At my own institution, Northeastern University, we have a robust history of employer engagement partnering with over 3,000 employers to support over 11,000 co-op learners annually as thousands more learners compound their studies with virtual project-based learning through our Experiential Network (XN).  We’re responding to the new normal with innovative commitments to broaden and deepen employer engagement by optimizing talent acquisition and experiential strategies to meet employers’ evolving needs with more flexible options for co-op, virtual project-based learning, an array of online recruitment events, digital career fairs, on-demand virtual career design, online job interviewing and cloud platforms for student-employer connections.
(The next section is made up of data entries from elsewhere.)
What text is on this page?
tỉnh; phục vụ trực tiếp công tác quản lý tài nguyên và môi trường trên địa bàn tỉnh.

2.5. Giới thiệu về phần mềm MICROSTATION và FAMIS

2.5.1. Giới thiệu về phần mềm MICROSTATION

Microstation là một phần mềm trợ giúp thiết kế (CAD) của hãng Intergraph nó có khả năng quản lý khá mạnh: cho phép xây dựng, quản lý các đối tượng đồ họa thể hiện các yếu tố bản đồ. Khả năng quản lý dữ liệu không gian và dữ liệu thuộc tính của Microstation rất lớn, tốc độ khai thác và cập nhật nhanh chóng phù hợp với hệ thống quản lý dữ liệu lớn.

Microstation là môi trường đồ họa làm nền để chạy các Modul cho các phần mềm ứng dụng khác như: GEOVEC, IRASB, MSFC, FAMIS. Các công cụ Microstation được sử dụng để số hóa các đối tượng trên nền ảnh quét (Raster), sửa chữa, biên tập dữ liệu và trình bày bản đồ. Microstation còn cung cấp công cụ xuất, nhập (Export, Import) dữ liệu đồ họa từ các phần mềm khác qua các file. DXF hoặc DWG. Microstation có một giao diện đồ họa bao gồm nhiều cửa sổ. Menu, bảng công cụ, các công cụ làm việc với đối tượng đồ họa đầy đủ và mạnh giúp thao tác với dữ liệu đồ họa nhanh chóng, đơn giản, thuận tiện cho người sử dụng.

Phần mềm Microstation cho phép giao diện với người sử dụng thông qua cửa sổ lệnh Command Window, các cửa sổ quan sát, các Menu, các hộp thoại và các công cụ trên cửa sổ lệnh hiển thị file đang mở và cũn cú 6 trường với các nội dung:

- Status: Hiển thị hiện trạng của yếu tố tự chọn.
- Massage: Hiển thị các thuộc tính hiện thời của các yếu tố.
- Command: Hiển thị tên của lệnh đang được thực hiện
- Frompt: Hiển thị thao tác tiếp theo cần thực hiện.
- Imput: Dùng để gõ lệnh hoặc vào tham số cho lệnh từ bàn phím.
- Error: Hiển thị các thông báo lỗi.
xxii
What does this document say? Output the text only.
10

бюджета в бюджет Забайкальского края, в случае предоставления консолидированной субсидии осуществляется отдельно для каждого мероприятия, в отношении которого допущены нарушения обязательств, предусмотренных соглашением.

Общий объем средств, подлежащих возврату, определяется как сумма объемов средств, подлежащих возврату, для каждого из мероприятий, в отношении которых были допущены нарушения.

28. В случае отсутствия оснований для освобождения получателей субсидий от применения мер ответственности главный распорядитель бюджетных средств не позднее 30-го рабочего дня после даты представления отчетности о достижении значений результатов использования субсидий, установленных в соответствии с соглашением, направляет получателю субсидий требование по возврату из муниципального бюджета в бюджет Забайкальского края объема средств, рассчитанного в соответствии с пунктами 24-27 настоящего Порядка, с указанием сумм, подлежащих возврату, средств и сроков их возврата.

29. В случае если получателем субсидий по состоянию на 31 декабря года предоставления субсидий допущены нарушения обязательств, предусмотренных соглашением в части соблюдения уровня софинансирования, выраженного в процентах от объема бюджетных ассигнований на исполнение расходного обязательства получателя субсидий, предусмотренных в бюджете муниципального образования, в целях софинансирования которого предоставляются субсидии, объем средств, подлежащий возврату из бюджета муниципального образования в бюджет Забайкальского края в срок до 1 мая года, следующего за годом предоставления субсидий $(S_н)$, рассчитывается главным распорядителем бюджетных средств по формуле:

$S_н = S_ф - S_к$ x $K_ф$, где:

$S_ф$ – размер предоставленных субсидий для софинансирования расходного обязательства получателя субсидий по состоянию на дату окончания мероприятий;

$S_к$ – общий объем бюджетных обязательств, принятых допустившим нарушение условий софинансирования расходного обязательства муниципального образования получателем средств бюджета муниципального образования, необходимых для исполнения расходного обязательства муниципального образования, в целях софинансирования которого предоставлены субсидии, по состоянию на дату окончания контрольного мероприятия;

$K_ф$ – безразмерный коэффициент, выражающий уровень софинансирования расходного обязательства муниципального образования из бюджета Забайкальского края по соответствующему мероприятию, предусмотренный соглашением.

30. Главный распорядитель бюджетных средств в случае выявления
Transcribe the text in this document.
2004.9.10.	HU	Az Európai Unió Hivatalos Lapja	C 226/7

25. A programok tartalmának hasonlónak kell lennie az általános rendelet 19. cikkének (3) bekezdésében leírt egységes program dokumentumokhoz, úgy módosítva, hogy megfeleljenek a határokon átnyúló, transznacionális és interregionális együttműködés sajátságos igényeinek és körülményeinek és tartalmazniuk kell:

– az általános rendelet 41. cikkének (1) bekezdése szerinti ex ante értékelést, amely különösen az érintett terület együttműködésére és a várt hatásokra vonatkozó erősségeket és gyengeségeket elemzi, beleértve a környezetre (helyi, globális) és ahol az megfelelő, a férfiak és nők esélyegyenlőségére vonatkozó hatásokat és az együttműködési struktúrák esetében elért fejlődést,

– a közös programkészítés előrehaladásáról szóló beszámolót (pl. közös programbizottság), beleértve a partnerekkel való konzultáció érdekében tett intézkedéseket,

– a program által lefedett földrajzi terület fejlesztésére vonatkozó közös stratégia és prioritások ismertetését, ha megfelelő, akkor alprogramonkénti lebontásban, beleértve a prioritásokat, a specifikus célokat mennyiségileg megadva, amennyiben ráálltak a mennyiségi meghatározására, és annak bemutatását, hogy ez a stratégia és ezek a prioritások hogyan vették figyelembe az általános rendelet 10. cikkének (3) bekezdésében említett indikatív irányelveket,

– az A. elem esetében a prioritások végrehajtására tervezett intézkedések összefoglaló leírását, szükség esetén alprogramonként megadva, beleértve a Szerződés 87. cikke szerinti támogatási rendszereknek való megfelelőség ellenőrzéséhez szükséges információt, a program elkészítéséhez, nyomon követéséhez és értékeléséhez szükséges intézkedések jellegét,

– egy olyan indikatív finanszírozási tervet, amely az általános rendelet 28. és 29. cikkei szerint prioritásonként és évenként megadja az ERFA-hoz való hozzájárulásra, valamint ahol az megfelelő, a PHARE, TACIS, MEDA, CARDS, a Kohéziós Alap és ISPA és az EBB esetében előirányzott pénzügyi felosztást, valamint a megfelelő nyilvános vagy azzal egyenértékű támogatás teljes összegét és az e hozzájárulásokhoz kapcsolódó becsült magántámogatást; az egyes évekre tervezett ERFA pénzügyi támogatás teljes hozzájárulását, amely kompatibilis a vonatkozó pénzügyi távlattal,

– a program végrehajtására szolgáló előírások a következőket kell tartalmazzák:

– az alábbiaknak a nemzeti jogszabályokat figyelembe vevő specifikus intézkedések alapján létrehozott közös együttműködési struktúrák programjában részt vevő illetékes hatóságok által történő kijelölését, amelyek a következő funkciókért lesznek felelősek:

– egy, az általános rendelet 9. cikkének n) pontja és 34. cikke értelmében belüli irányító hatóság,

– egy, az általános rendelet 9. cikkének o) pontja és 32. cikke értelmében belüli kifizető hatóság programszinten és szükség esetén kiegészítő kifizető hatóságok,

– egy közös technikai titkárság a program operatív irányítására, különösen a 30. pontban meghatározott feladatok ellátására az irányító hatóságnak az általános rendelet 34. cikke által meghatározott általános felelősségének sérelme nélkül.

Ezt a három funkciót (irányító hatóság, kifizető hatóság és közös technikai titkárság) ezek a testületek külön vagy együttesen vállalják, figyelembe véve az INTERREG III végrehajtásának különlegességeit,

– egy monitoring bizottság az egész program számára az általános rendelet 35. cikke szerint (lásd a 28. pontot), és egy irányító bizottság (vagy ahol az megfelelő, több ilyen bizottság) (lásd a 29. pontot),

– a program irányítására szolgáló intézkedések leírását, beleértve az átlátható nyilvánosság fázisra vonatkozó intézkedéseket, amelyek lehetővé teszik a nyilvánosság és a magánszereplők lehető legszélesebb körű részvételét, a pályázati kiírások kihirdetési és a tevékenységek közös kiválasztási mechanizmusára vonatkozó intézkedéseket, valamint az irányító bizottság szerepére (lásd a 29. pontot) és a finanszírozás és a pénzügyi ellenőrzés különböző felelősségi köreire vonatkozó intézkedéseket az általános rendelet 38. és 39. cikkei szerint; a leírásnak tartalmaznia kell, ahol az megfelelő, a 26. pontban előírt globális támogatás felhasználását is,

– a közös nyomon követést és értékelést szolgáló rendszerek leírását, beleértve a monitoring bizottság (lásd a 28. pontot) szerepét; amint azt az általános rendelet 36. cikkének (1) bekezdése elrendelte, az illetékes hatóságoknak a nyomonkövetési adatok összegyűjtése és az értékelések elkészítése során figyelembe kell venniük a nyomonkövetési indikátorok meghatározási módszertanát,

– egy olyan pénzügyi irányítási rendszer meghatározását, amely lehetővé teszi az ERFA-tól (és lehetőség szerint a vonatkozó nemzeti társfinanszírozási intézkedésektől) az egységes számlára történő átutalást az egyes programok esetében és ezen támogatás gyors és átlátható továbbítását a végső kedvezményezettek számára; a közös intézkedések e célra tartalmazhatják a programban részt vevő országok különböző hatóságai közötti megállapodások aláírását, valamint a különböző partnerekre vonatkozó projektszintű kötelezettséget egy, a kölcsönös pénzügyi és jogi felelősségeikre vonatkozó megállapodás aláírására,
The result is that many forms of engagement formally accomplished on-ground or in person are now delivered fully online in a flexible, adaptable and accessible manner–the way employers want it and need it these days.  Along those lines, the pandemic did more than just awaken higher education and business from the old normal slumber.  It put front and center the emerging need for both industry and higher education to look at how they were doing business with each other before and how they should be doing business in the future to their mutual benefit.

The tragedy of COVID-19 is enormous, but the disruption caused by this crisis has led us to a new purpose born of necessity for employer engagement at many institutions.  The new normal stirred institutions worldwide to consider a flexible array of options for employers and learners to engage with each other and allowed employer engagement to power experiential learning.

Not all schools will be able to stay with this curve when it comes to addressing such rapid change.  Many institutions may not have the established online strategies or adequate resources to deliver these multi-modal opportunities to learners on their own.  For some, vendors like Parker Dewey and Riipen might be the right choice because of the immediacy they offer to bridge the experience gap for learners at schools seeing traditional internships dry up but without the means to stem this tide on their own.  Therefore, each school must determine how it will respond to this challenge, measure its own obstacles, assess existing resources, gauge students’ needs and then execute a personalized strategy.

The important thing to remember in this rapidly changing landscape is that each institution must pursue a more flexible and accessible avenue for employer engagement in support of experiential work opportunities to help learners best achieve their career aspirations and bridge the gap between higher education and their first job (or next) jobs.